Since then, Dark Friday, has attracted notable international guest artists such as Eskil Simonsson, frontman of Covenant (Sweden) on 2008-10-03 and Angelspit's Zoog and DestroyX on 2009-12-05. SDAM through Dark Friday has persisted in being the first (and presently only) platform to consistently bring such artists from the international Goth / industrial music touring circuit to Singapore and South East Asia. It has also attracted attention in the global alternative scene, particularly when sponsor NetManagement brokered the promotional material of the 2009-03-13 Run of Dark Friday, featuring DJ Mini, to share one side of a flyer with the Kinetik Festival in Canada. The distribution of the latter was simultaneously made in both Montreal and Singapore.

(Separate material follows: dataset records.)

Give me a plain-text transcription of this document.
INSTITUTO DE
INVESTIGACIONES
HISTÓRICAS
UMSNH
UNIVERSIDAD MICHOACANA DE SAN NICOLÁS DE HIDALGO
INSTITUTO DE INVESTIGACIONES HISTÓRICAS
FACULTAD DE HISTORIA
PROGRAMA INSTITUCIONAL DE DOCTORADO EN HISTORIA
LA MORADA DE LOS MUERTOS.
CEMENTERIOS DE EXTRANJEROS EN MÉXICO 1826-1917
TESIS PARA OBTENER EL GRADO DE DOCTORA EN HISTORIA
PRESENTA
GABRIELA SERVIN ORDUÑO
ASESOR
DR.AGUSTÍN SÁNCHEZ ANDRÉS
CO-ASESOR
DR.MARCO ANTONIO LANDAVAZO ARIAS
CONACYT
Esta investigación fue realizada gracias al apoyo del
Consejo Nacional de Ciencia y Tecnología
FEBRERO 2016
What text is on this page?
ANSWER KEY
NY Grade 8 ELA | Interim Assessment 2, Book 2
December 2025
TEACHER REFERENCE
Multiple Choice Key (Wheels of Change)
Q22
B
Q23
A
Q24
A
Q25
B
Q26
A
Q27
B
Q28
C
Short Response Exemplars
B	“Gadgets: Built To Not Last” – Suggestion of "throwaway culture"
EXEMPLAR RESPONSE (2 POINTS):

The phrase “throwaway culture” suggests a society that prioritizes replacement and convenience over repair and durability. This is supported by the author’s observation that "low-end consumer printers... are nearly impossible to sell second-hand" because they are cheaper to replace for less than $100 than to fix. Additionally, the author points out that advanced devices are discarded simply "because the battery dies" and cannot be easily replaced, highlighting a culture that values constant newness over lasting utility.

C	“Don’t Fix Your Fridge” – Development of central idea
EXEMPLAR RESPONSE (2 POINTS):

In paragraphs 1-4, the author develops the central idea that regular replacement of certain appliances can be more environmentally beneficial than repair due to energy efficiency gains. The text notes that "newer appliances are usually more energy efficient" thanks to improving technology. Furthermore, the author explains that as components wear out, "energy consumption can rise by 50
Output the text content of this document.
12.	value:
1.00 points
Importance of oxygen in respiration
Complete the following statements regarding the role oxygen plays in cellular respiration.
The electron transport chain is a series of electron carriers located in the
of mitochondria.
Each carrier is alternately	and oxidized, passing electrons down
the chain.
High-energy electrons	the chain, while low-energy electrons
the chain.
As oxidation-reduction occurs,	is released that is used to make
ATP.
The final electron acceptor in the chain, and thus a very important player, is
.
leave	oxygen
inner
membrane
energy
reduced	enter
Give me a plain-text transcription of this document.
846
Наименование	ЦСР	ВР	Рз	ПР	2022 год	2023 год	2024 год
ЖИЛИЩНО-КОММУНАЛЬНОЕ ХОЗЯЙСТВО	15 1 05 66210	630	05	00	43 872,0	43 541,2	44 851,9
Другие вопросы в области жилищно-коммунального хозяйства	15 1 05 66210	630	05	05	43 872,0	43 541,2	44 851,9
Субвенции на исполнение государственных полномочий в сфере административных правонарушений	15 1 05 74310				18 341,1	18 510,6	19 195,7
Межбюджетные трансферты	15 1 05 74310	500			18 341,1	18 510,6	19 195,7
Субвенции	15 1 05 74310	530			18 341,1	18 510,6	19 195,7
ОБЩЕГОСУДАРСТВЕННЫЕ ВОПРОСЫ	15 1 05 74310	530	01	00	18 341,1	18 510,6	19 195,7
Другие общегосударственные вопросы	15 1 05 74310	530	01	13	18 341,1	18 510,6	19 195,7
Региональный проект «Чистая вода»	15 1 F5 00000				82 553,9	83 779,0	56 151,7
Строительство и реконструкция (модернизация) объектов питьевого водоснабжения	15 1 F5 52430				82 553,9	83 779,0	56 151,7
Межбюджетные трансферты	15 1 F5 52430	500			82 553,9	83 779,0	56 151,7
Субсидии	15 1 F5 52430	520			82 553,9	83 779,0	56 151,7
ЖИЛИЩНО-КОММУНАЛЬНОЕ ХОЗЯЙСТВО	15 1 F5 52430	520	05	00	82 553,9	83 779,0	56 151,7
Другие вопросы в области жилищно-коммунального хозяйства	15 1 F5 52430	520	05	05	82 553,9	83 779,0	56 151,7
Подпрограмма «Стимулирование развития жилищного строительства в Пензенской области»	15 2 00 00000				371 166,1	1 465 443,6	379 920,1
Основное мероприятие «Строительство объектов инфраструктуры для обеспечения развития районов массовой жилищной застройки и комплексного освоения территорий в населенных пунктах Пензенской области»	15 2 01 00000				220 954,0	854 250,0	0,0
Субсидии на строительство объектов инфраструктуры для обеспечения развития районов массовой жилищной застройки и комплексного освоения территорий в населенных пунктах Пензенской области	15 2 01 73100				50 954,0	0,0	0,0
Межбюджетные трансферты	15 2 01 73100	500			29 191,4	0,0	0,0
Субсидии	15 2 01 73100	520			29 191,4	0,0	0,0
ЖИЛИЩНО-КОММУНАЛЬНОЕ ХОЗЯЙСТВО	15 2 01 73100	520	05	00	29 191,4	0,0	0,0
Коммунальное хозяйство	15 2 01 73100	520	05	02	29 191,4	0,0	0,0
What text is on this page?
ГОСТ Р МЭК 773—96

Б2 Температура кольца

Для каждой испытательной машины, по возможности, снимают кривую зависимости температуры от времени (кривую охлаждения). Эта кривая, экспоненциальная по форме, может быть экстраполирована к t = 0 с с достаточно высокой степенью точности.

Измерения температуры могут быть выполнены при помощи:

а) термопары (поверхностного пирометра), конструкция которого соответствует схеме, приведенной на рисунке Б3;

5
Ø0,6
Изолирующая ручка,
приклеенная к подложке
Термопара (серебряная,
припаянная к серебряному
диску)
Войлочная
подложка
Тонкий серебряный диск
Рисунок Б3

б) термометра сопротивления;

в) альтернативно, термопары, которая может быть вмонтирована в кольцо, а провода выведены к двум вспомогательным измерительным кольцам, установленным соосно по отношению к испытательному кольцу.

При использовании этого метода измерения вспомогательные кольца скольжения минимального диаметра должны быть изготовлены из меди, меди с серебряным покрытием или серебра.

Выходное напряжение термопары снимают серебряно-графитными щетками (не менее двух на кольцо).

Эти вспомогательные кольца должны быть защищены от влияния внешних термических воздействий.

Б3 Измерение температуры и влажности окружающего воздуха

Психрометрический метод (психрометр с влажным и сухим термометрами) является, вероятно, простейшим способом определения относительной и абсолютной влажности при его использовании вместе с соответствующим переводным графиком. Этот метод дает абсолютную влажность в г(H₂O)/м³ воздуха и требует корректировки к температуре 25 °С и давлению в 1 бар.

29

Due to Singapore's geographic position, it has been strategically advantageous for regional gothic promoters to begin to use Dark Friday as an incidental Asian show stopover for flightshares when planning tours to Australia or up to Japan, such as in the case of Covenant where promoter Riveting Promotions in Sydney held a Covenant concert immediately after Eskil's performance in Dark Friday

===Heart of Darkness===
The second offering from SDAM after a largely indie effort at Ghast was conceived by Saito Nagasaki through brokerage of a sponsorship by Jack Daniel's Singapore distributor Thai-Pore Enterprise Pte Ltd. The event's debut featured local Metal bands Meza Virs and Absence of the Sacred. The latter formula was applied to all subsequent runs of the event in Saito's effort to leverage on the local Metal scene's fanatic supporters to bolster a fragmented gothic/industrial audience. Heart of Darkness won critical acclaim in Time Out magazine's Singapore Edition as the Number 1 critic's choice, ranking above Zouk's "Readyset Glo, The Motored Sessions" and Ministry of Sound Singapore's "Godskitchen Presents Les Hemlock". Heart of Darkness was brought back by SDAM on 18 July 2009 mainly due to nostalgia reasons on part of the SDAM committee as well as the host venue (NOVA) being a dedicated Jack Daniels bar, a current key account of the Thaipore, the original sponsor. The rehash featured a lineup of DJs Lique, Mentor, Murderfreak and Saito Nagasaki;

===Alternation===
Debuting on 9 August 2007, Alternation became Singapore's longest running dedicated alternative music night, (hosted at DXO, Esplanade - Theatres on the Bay) lasting 31 weeks up to its finale on 6 March 2008 The event was held on a weekly rotation on Thursdays with a notable international guest appearance by Alec Empire of Atari Teenage Riot on 2007-09-20 Alternation has since been rehashed with a comeback event held on 2009-10-16 at DXO featuring an Art and Photography exhibition titled "Absinthe Garden" The exhibition featured works by notable local photographers Deadpoet and Razin Razor.

==SDAM Committee==

The Current SDAM committee comprises 7 members holding separate portfolios and working on a voluntary basis.